Let’s be honest. We all have students who, in class, execute movement with ability, are focused enough to demonstrate they are retaining information and seem to comprehend the lessons being taught. They move well, show promising physical agility, travel across the floor deftly, pick up choreography, take correction (and even sometimes apply it), show progress from week to week, and dance center combinations with ease.
So what’s the issue, right? Imagine all of the above occurring week in and week out with no sense of connecting to anything other than regurgitating the steps presented in front of them. Imagine your rehearsals running the same way. Numbers are clean enough, everyone knows their blocking, entrances and exits, partnering and transitions, but the emotional connection is void. How is a teacher supposed to trust that the performance element is being given the same consideration?
What students (especially younger students) neglect sometimes is that performance is indeed a part of their technical training. How many times have we told students, “The steps are simply not enough”? Who cares if a student can do a hundred turns, leap with the height of the high heavens, or can extend a leg and hold it for three minutes, when the blank expression on their face is prominent? What is important to convey to students is that audiences don’t see these elements deconstructed. They see a whole vision. They are moved by dance when it is an experience. They see moving bodies as a whole and want to feel what the dancers are feeling. That kind of performance begins in the studio.
I have run my own numbers time and again where I tell dancers, make sure you “perform” this time, only to get the exact same emotional output as the time before. When we discuss the relevance of performing in class, I get, “I can’t perform in class. I’ll do it when I get onstage.” That doesn’t fly in my class, no matter the age or the level…and here’s why. Believe it or not, how you perform in the studio is EXACTLY how you are going to perform on stage. It’s habitual and when you “think” you’re performing, you actually are not giving out the emotional depth you think you are. It’s not about putting on fake facial expressions or mugging for the audience, it’s about giving an authentic performance.
Think about how many times dancers ask, “What should my face be?” Well….I don’t know, what do you feel? Having students understand that the performance element shouldn’t be something forced is critical. If you are genuinely connecting and having a good time on stage, the smiles and the joy will be instinctual. Conversely, if it’s a serious or sad piece, finding elements they connect to, to help translate that, comes with discussion of choreographer intent.

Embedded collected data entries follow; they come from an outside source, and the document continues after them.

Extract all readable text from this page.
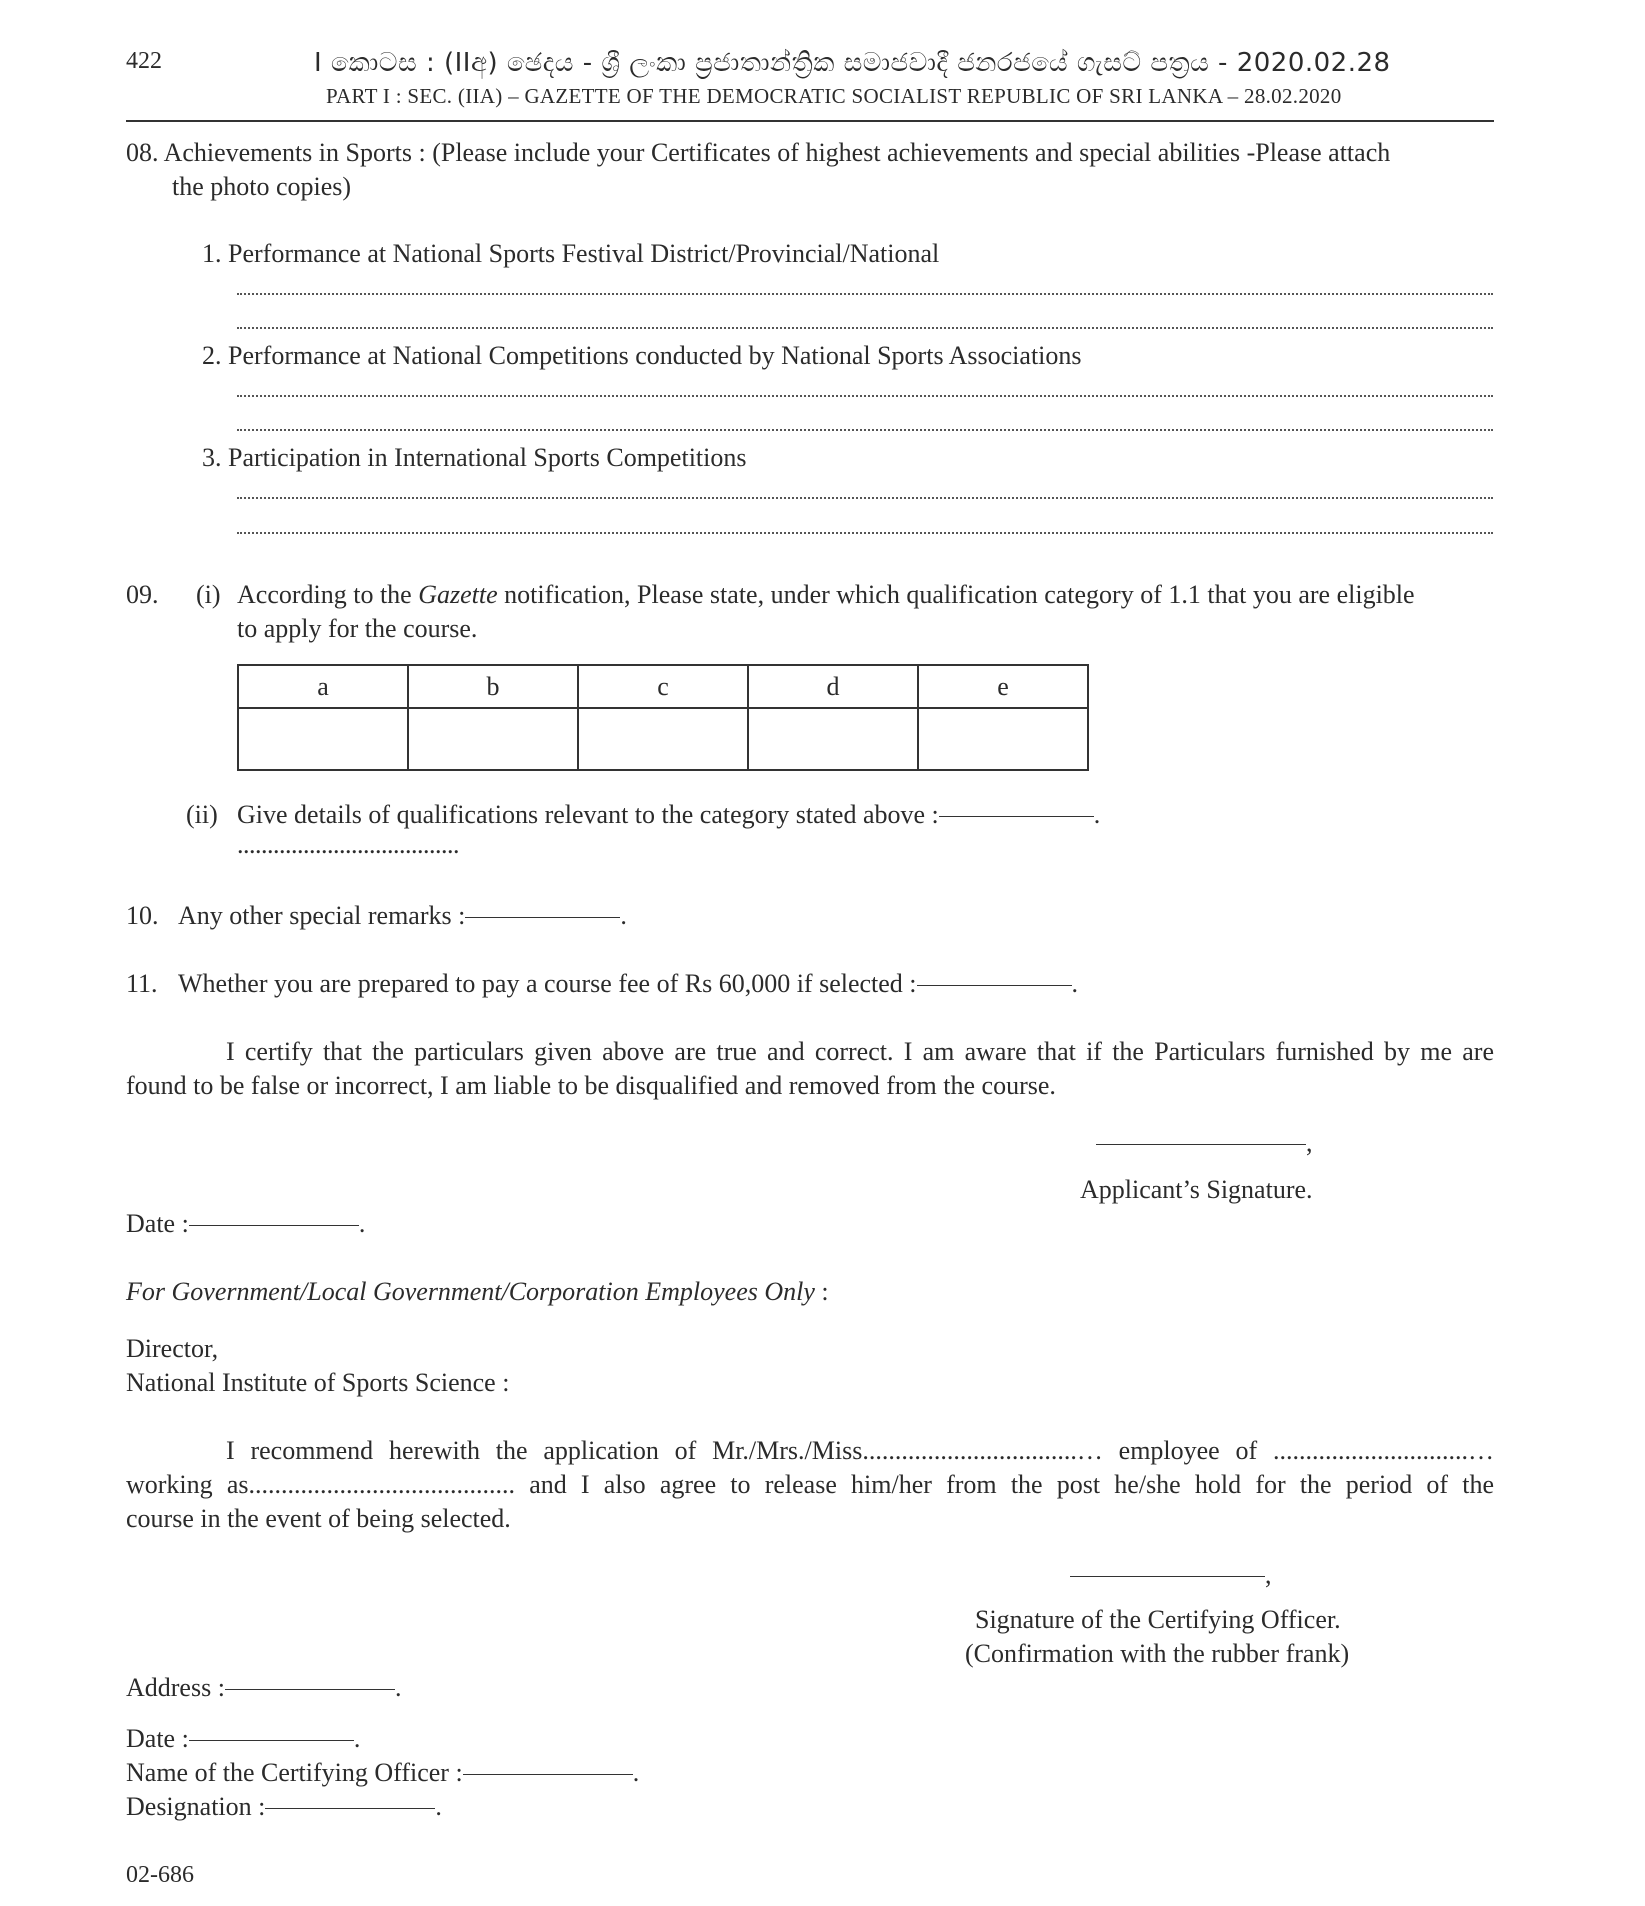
422	I කොටස : (IIඅ) ඡෙදය - ශ්‍රී ලංකා ප්‍රජාතාන්ත්‍රික සමාජවාදී ජනරජයේ ගැසට් පත්‍රය - 2020.02.28
PART I : SEC. (IIA) – GAZETTE OF THE DEMOCRATIC SOCIALIST REPUBLIC OF SRI LANKA – 28.02.2020
08. Achievements in Sports : (Please include your Certificates of highest achievements and special abilities -Please attach
the photo copies)
1. Performance at National Sports Festival District/Provincial/National
2. Performance at National Competitions conducted by National Sports Associations
3. Participation in International Sports Competitions
09. (i) According to the Gazette notification, Please state, under which qualification category of 1.1 that you are eligible
to apply for the course.
a	b	c	d	e

(ii) Give details of qualifications relevant to the category stated above :	.
.....................................
10. Any other special remarks :	.
11. Whether you are prepared to pay a course fee of Rs 60,000 if selected :	.
I certify that the particulars given above are true and correct. I am aware that if the Particulars furnished by me are
found to be false or incorrect, I am liable to be disqualified and removed from the course.
,
Applicant’s Signature.
Date :	.
For Government/Local Government/Corporation Employees Only :
Director,
National Institute of Sports Science :
I recommend herewith the application of Mr./Mrs./Miss.................................… employee of ..............................…
working as......................................... and I also agree to release him/her from the post he/she hold for the period of the
course in the event of being selected.
,
Signature of the Certifying Officer.
(Confirmation with the rubber frank)
Address :	.
Date :	.
Name of the Certifying Officer :	.
Designation :	.
02-686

Performance, in varying degrees, should be occurring in all facets of class. There should be an energy exuded: at the barre, across the floor, in the center, and during rehearsal. The more dancers get comfortable with the connection between emotion and movement the better dancers they will be, the more likely they will stand out amongst hundreds of other proficient technicians and beautiful movers at auditions, and the more likely to work…consistently. The more likely to evolve into artists. It’s our job to expect that of them. Class performance should be the norm. It should be weighed as heavily as technique. The important thing to ask dancers is, “What is going to set you apart from all the others?” Remind them, the only unique thing you have to give the audience, is you. That is a part of training that needs to be nurtured and cultivated as much as stretching those feet and landing those turns. The trick for us is that, unfortunately our “teaching” of this component can only go so far. This is something that some dancers innately have and some don’t. It’s that unteachable quality, the x-factor. Just remember, while we might not be able to turn every student into those dancers you just can’t take your eyes off onstage, we can teach them how to be better performers. To feel. To emote. To connect to movement. To create experiences for audiences…..and that……starts in class.